Last month, we first reported that Pandora had quietly reinstated Morgan Wallen into their customized online radio stations. Now, less than four months after banning the artist from their broadcasts, major radio conglomerates are following suit. According to multiple tips from both industry sources and fans, Morgan Wallen is now being reintegrated into country radio playlists nationwide, with potentially hundreds of stations lifting their bans this week.
At this stage, it’s unclear how many country radio stations are reinstating Wallen. But country stations owned by major conglomerates iHeartRadio (iHeartMedia), Cumulus Media, Cox Radio (Cox Media Group), and Alpha Media have now been confirmed as playing Wallen songs.
That includes some seriously-large stations, including KPLX 99.5 ‘The Wolf’ in Dallas-Ft. Worth, TX (owned by Cumulus Media), WSIX ‘The Big 98’ in Nashville (owned by iHeartMedia), KKBQ ‘The New 93Q’ in Pasadena, TX (owned by Cox Media Group), and KUPL ‘98.7 The Bull’ in Portland, OR (owned by Alpha Media).
We’ve also received reports of Wallen finding his way back onto stations owned by Beasley Broadcasting Group and Audacy (formerly Entercom Communications), but could not confirm specific stations by press time.
It’s also worth noting that Cumulus Media — which was the first to ban Wallen back in February — has been quietly reinstating the singer since March. By mid-March, roughly 45 days after Wallen was publicly yanked by the radio station conglomerate, songs from the singer popped up on member stations 92.3 KRST in Albuquerque, NM and 105.5 WYTM in Fayetteville, TN. It’s unclear if those reinstatements were approved by Cumulus higher-ups, or were merely program directors breaking ranks.

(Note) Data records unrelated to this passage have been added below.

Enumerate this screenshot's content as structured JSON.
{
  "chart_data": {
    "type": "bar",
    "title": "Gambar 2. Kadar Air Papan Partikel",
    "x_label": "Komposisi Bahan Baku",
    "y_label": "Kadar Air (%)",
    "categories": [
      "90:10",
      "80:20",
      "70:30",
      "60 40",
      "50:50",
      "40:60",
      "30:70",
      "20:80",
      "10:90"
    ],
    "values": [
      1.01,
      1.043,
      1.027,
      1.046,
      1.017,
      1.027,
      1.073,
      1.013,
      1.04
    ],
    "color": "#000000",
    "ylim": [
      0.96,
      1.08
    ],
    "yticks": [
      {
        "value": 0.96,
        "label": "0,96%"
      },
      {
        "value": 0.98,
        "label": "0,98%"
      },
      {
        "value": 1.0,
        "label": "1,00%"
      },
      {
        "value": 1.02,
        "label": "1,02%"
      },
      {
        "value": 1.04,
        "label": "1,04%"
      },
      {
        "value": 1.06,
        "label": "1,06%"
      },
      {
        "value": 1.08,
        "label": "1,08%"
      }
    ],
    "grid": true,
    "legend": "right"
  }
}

The list of stations re-adding Wallen is certainly substantial — though again, it’s too early to get a full count. But based on the early list, it appears that iHeartMedia is unilaterally lifting its ban. As of this evening, a long list of iHeartRadio stations are actively playing Wallen’s music, including WIKX ‘Kix 92.9’ in Charlotte Harbor, FL; K102 in Minneapolis; 99.5 WGAR in Cleveland, OH; US103.5 in Tampa, FL; Country 92.5 in Connecticut; and 101.7 ‘The Bull’ in Boston.
A number of smaller, independent radio stations reinstated Wallen months ago. That includes Knoxville, TN-based 96.7 Merle FM, which placed Wallen back into heavy rotation after learning that 92% of listeners voted to reinstate the country artist. And a smattering of smaller country radio stations refused to remove Wallen in the first place. But the sharp reversals by conglomerates like iHeartMedia means that a dramatically larger number of stations are back on board.

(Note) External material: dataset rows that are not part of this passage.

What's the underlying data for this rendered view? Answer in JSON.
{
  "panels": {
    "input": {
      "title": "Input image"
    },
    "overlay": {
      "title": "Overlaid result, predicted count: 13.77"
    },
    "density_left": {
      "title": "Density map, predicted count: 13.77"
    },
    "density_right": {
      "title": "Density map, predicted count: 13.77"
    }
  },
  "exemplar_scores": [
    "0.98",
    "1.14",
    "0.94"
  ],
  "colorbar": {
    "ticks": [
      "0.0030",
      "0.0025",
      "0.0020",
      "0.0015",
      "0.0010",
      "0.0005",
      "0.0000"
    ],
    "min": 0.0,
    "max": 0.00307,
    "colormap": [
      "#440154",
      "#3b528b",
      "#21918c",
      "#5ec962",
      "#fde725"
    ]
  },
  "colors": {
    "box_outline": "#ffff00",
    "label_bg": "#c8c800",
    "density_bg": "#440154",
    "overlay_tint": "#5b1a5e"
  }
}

And make no mistake: these radio conglomerates moved quickly and decisively to remove Wallen after the singer was filmed uttering the n-word outside of his home in early February.
In a companywide email leaked on February 3rd, Cumulus Media informed all member stations that Wallen was to be removed “without exception”. The email, whose title was marked ‘EXTREMELY IMPORTANT,’ stated in part: “Unfortunately, country music star Morgan Wallen was captured on video Sunday evening using a racial slur. Effective immediately, we request that all of Morgan Wallen’s music be removed from our playlists without exception. More to follow.”
Beyond that email, Cumulus did not offer any public statements on the matter. But other conglomerates issued clear statements declaring that Wallen was being quickly scrubbed from their stations. That was regarded as a potential death blow to Wallen’s career, based on the serious influence that country radio stations still wield.
But instead of crushing an artist, removing Wallen exposed just how much competition exists for listeners. And Wallen quickly prevailed: shortly after the ban, streams of Morgan Wallen songs surged on Spotify, Apple Music, and other online platforms, despite efforts to remove the country singer from marquee playlists. Even Pandora was forced to relent, most likely to stem an exodus of angry country fans.